Akut Gut Artriti’nin eski tıbbi kayıtlarda daha çok varlıklı, yemesi-içmesi bol, alkolü seven, kilosu fazla olan insanlarda görüldüğü anlaşılıyor. Hastalık kanda “ürik asit”in gereğinden fazla birikmesinden kaynaklanıyor. Ürik asit birikiminin nedeni çoğu kez fazla miktarda proteinli besin yemektir. Hayvansal ürünlerden zengin bir beslenme planı abartıldığında, böbreklerinizin atabileceğinden daha fazla ürik asit imal ediyorsunuz. Kanınızda biriken ürik asit öncelikle eklemlerinize yerleşip bir dizi yangısal süreci tetikliyor. Daha seyrek olarak vücudun ürik asit üretimi şu veya bu nedenle artabiliyor ya da böbreklerin ürik asiti temizleme gücü azalabiliyor. Bu durumlarda da kanda ürik asitin birikmesi ve gut artriti krizlerinin ortaya çıkması mümkün olabiliyor. Özellikle fazla kilolu, hipertansiyonlu, yüksek kan şekerli, orta yaşlı kadın ve erkeklerde gut artriti ataklarına daha sık rastlanıyor. Ürik asit kristalleri eklemlerde yangısal süreçleri tetiklediğinde ağrı, şişlik ve kızarıklık ortaya çıkıyor. Gut artriti sadece ayak başparmağında değil, diz ve diğer eklemlerde de görülebiliyor. Ürik asit ayrıca damarlarda, kalp kapaklarında ve böbreklerde de birikip bu organ ve dokuların bütünlüğü bozabiliyor. Akut gut krizinin ilk belirtisi çoğu kez ayak başparmağında dayanılmaz ağrı, şişlik ve kızarmadır. Krizler tipik olarak ziyafet sofraları, tatiller ve alkol tüketimi ile ilişkilidir. Bu krizler olmadan da böbreklerde ürik asit taşları, kalp kapakları ve kulakta ürik asit topakları oluşabilmektedir. Tarihsel belgelerde gut hastalığı “kralların ve zenginliğin hastalığı” olarak tanımlanmaktadır. Orta çağa gelindiğinde hastalığın sadece krallarda değil, yemeyi-içmeyi abartan zengin insanlarda da görülebileceği anlaşılmıştır. Günümüzde ise orta düzeyde geliri olanlarda da görülebiliyor. Fazla miktarda et, sakatat, süt ve süt ürünü, alkol tüketen, kilo sorunu yaşayan, hipertansiyon, şeker hastalığıyla boğuşan herkes gut krizine adaydır.
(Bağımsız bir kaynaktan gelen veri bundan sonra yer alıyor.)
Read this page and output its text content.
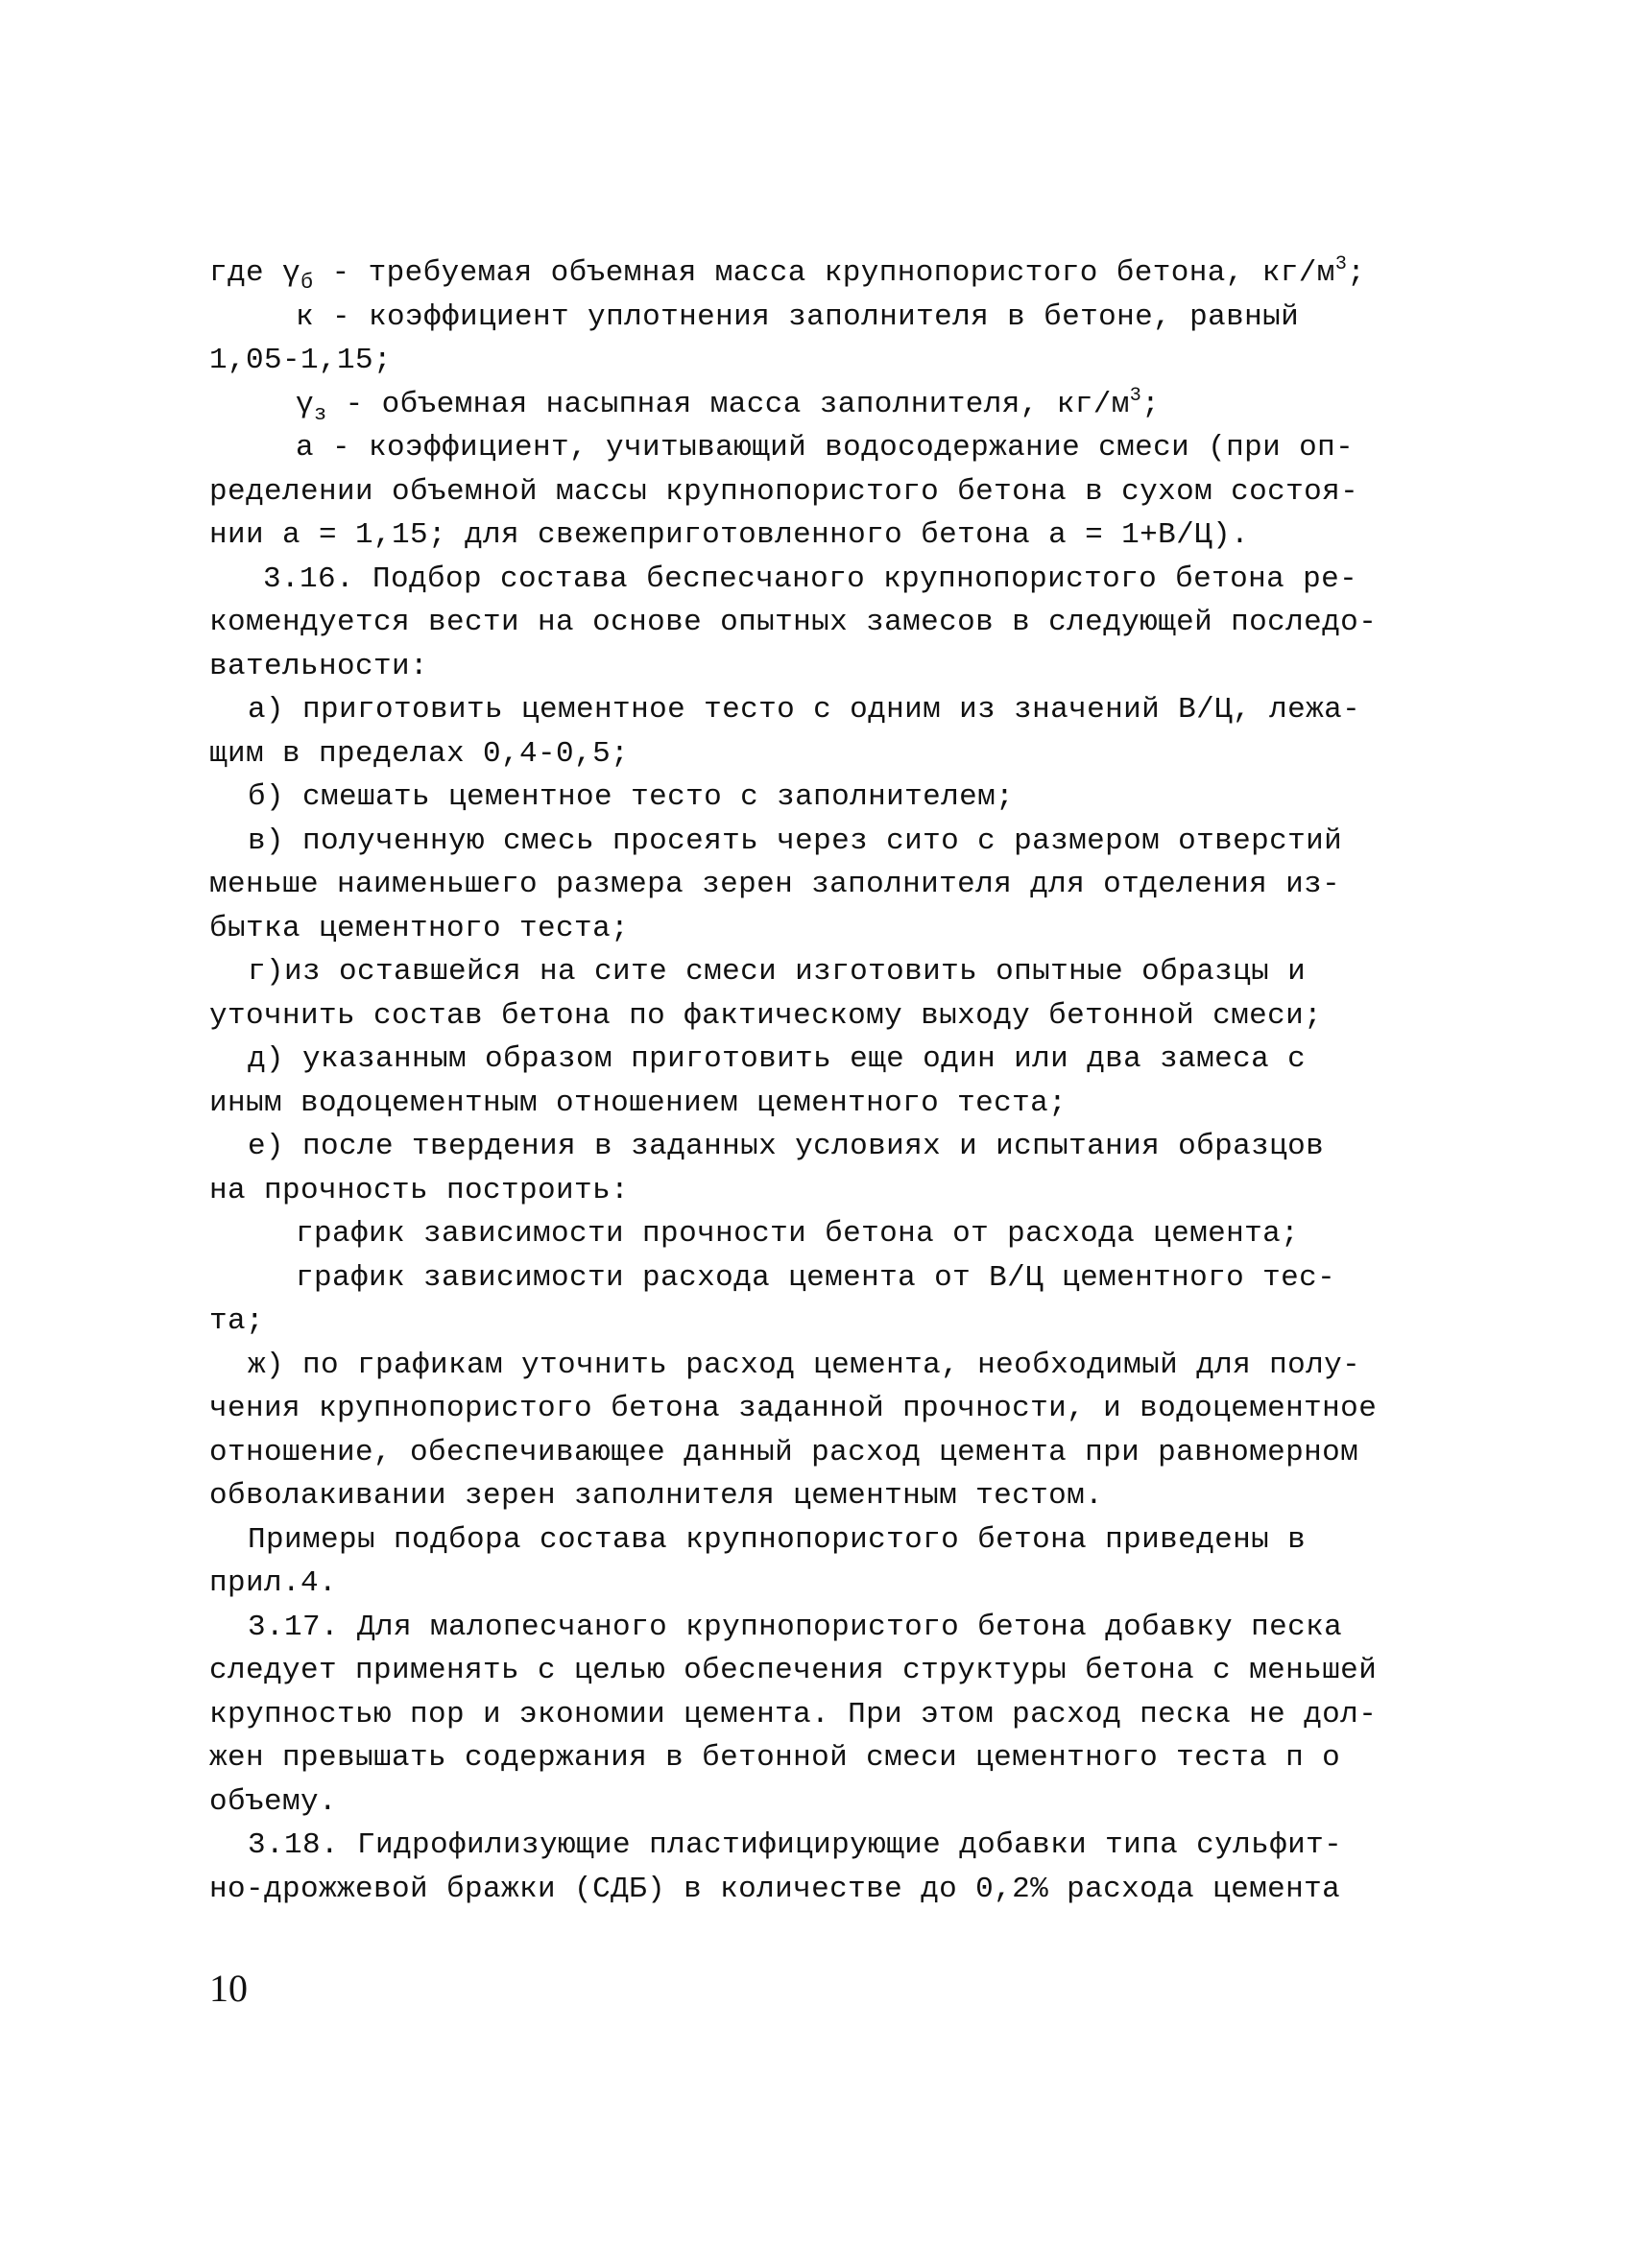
где $\gamma_б$ - требуемая объемная масса крупнопористого бетона, $кг/м^3$;
к - коэффициент уплотнения заполнителя в бетоне, равный
1,05-1,15;
$\gamma_з$ - объемная насыпная масса заполнителя, $кг/м^3$;
а - коэффициент, учитывающий водосодержание смеси (при оп-
ределении объемной массы крупнопористого бетона в сухом состоя-
нии а = 1,15; для свежеприготовленного бетона а = 1+В/Ц).
3.16. Подбор состава беспесчаного крупнопористого бетона ре-
комендуется вести на основе опытных замесов в следующей последо-
вательности:
а) приготовить цементное тесто с одним из значений В/Ц, лежа-
щим в пределах 0,4-0,5;
б) смешать цементное тесто с заполнителем;
в) полученную смесь просеять через сито с размером отверстий
меньше наименьшего размера зерен заполнителя для отделения из-
бытка цементного теста;
г)из оставшейся на сите смеси изготовить опытные образцы и
уточнить состав бетона по фактическому выходу бетонной смеси;
д) указанным образом приготовить еще один или два замеса с
иным водоцементным отношением цементного теста;
е) после твердения в заданных условиях и испытания образцов
на прочность построить:
график зависимости прочности бетона от расхода цемента;
график зависимости расхода цемента от В/Ц цементного тес-
та;
ж) по графикам уточнить расход цемента, необходимый для полу-
чения крупнопористого бетона заданной прочности, и водоцементное
отношение, обеспечивающее данный расход цемента при равномерном
обволакивании зерен заполнителя цементным тестом.
Примеры подбора состава крупнопористого бетона приведены в
прил.4.
3.17. Для малопесчаного крупнопористого бетона добавку песка
следует применять с целью обеспечения структуры бетона с меньшей
крупностью пор и экономии цемента. При этом расход песка не дол-
жен превышать содержания в бетонной смеси цементного теста п о
объему.
3.18. Гидрофилизующие пластифицирующие добавки типа сульфит-
но-дрожжевой бражки (СДБ) в количестве до 0,2% расхода цемента
10
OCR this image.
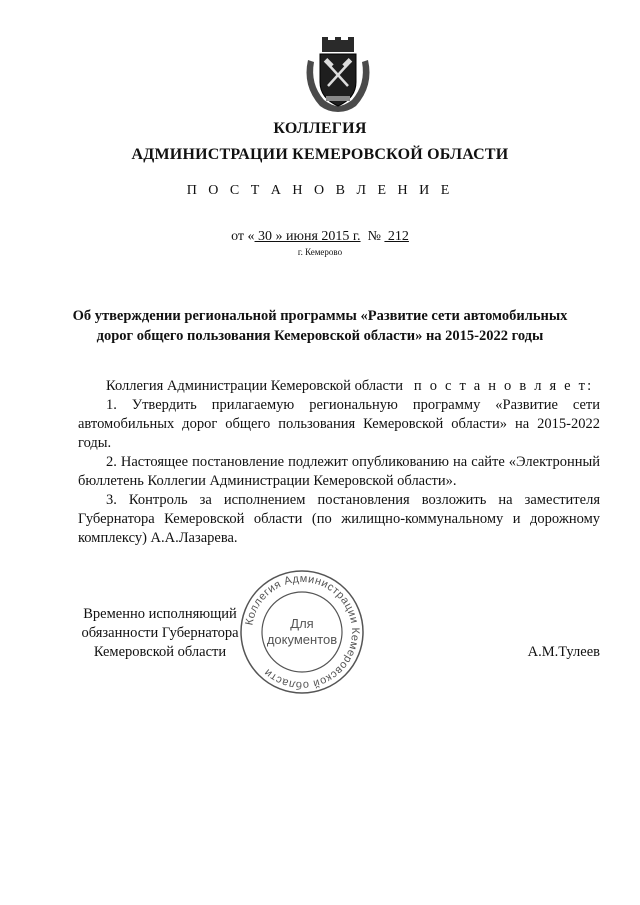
КОЛЛЕГИЯ
АДМИНИСТРАЦИИ КЕМЕРОВСКОЙ ОБЛАСТИ
П О С Т А Н О В Л Е Н И Е
от « 30 » июня 2015 г. №  212
г. Кемерово
Об утверждении региональной программы «Развитие сети автомобильных
дорог общего пользования Кемеровской области» на 2015-2022 годы

Коллегия Администрации Кемеровской области п о с т а н о в л я е т:

1. Утвердить прилагаемую региональную программу «Развитие сети автомобильных дорог общего пользования Кемеровской области» на 2015-2022 годы.

2. Настоящее постановление подлежит опубликованию на сайте «Электронный бюллетень Коллегии Администрации Кемеровской области».

3. Контроль за исполнением постановления возложить на заместителя Губернатора Кемеровской области (по жилищно-коммунальному и дорожному комплексу) А.А.Лазарева.

Коллегия Администрации Кемеровской области
Для
документов
Временно исполняющий
обязанности Губернатора
Кемеровской области	А.М.Тулеев
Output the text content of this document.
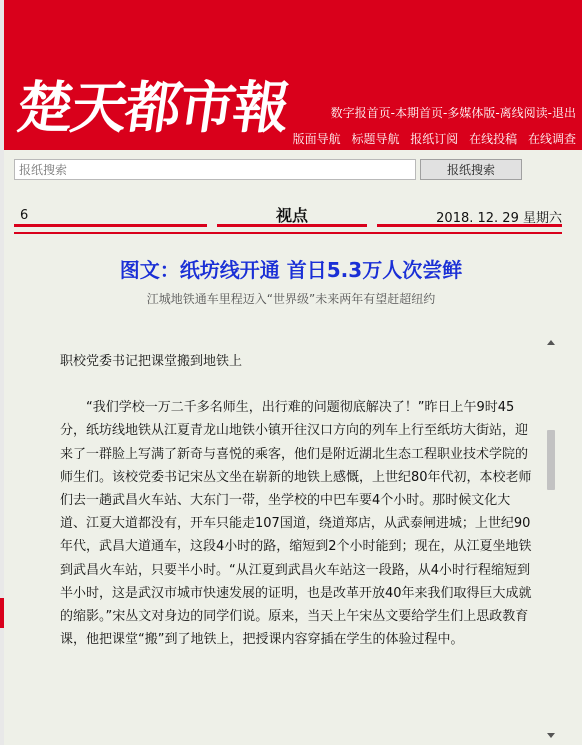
楚天都市報	数字报首页-本期首页-多媒体版-离线阅读-退出
版面导航 标题导航 报纸订阅 在线投稿 在线调查
报纸搜索
报纸搜索
6	视点	2018. 12. 29 星期六
图文：纸坊线开通 首日5.3万人次尝鲜
江城地铁通车里程迈入“世界级”未来两年有望赶超纽约

职校党委书记把课堂搬到地铁上

“我们学校一万二千多名师生，出行难的问题彻底解决了！”昨日上午9时45分，纸坊线地铁从江夏青龙山地铁小镇开往汉口方向的列车上行至纸坊大街站，迎来了一群脸上写满了新奇与喜悦的乘客，他们是附近湖北生态工程职业技术学院的师生们。该校党委书记宋丛文坐在崭新的地铁上感慨，上世纪80年代初，本校老师们去一趟武昌火车站、大东门一带，坐学校的中巴车要4个小时。那时候文化大道、江夏大道都没有，开车只能走107国道，绕道郑店，从武泰闸进城；上世纪90年代，武昌大道通车，这段4小时的路，缩短到2个小时能到；现在，从江夏坐地铁到武昌火车站，只要半小时。“从江夏到武昌火车站这一段路，从4小时行程缩短到半小时，这是武汉市城市快速发展的证明，也是改革开放40年来我们取得巨大成就的缩影。”宋丛文对身边的同学们说。原来，当天上午宋丛文要给学生们上思政教育课，他把课堂“搬”到了地铁上，把授课内容穿插在学生的体验过程中。
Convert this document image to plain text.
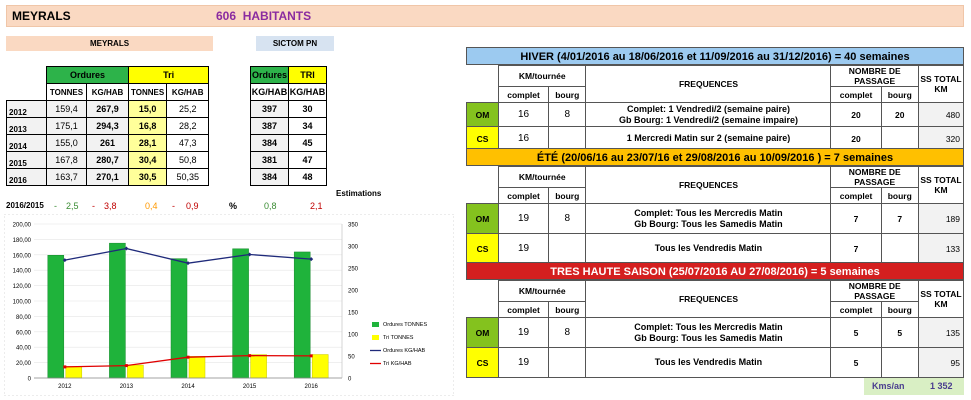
MEYRALS	606 HABITANTS
MEYRALS	SICTOM PN
	Ordures		Tri	
	TONNES	KG/HAB	TONNES	KG/HAB
2012	159,4	267,9	15,0	25,2
2013	175,1	294,3	16,8	28,2
2014	155,0	261	28,1	47,3
2015	167,8	280,7	30,4	50,8
2016	163,7	270,1	30,5	50,35
Ordures	TRI
KG/HAB	KG/HAB
397	30
387	34
384	45
381	47
384	48
Estimations
2016/2015 - 2,5 - 3,8	0,4 - 0,9	%	0,8	2,1
0
20,00
40,00
60,00
80,00
100,00
120,00
140,00
160,00
180,00
200,00
0
50
100
150
200
250
300
350
2012	2013	2014	2015	2016
Ordures TONNES
Tri TONNES
Ordures KG/HAB
Tri KG/HAB
HIVER (4/01/2016 au 18/06/2016 et 11/09/2016 au 31/12/2016) = 40 semaines
	KM/tournée		FREQUENCES	NOMBRE DE PASSAGE		SS TOTAL KM
	complet	bourg		complet	bourg	
OM	16	8	Complet: 1 Vendredi/2 (semaine paire)
Gb Bourg: 1 Vendredi/2 (semaine impaire)	20	20	480
CS	16		1 Mercredi Matin sur 2 (semaine paire)	20		320
ÉTÉ (20/06/16 au 23/07/16 et 29/08/2016 au 10/09/2016 ) = 7 semaines
	KM/tournée		FREQUENCES	NOMBRE DE PASSAGE		SS TOTAL KM
	complet	bourg		complet	bourg	
OM	19	8	Complet: Tous les Mercredis Matin
Gb Bourg: Tous les Samedis Matin	7	7	189
CS	19		Tous les Vendredis Matin	7		133
TRES HAUTE SAISON (25/07/2016 AU 27/08/2016) = 5 semaines
	KM/tournée		FREQUENCES	NOMBRE DE PASSAGE		SS TOTAL KM
	complet	bourg		complet	bourg	
OM	19	8	Complet: Tous les Mercredis Matin
Gb Bourg: Tous les Samedis Matin	5	5	135
CS	19		Tous les Vendredis Matin	5		95
Kms/an	1 352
HATIRLATMA: D vitaminini unutmayın
Osteoporozu önleyen bir beslenme planı yaparken, D vitamini ihtiyacının da karşılanması gerekmektedir. D vitamini besinlerden ve bir ölçüde de cilt de güneş ışığından elde edilmektedir. Bu vitaminin besinsel kaynakları balık yağı, süt, karaciğer ve yumurta sarısı gibi kaynaklarla sınırlıdır. Esas kaynak ise güneştir. D vitamini kazanımı yaşlandıkça azalmaktadır. Özellikle menopozun sonrası dönemlerde D vitamini takviyesi muhtemelen daha çok önem kazanmaktadır. Bir günlük D vitamini ihtiyacı genç erişkinlerde 400, yaşlılar da 600-800 ünite kadardır. Kalsiyum ve D vitaminin osteoporozun önlenmesinde en etkili besin unsurları olduğu hep aklınızda olsun. Osteoporoz tedavisinde kullanılan ilaçların etkili olabilmesi için de yeteri kadar kalsiyum ve D vitamini alınması gerekiyor. Eğer bu önemli yaşlılık sorununa karşı ciddi bir korunma sağlamayı düşünüyorsanız işe beslenmenizi gözden geçirmekle başlamalısınız.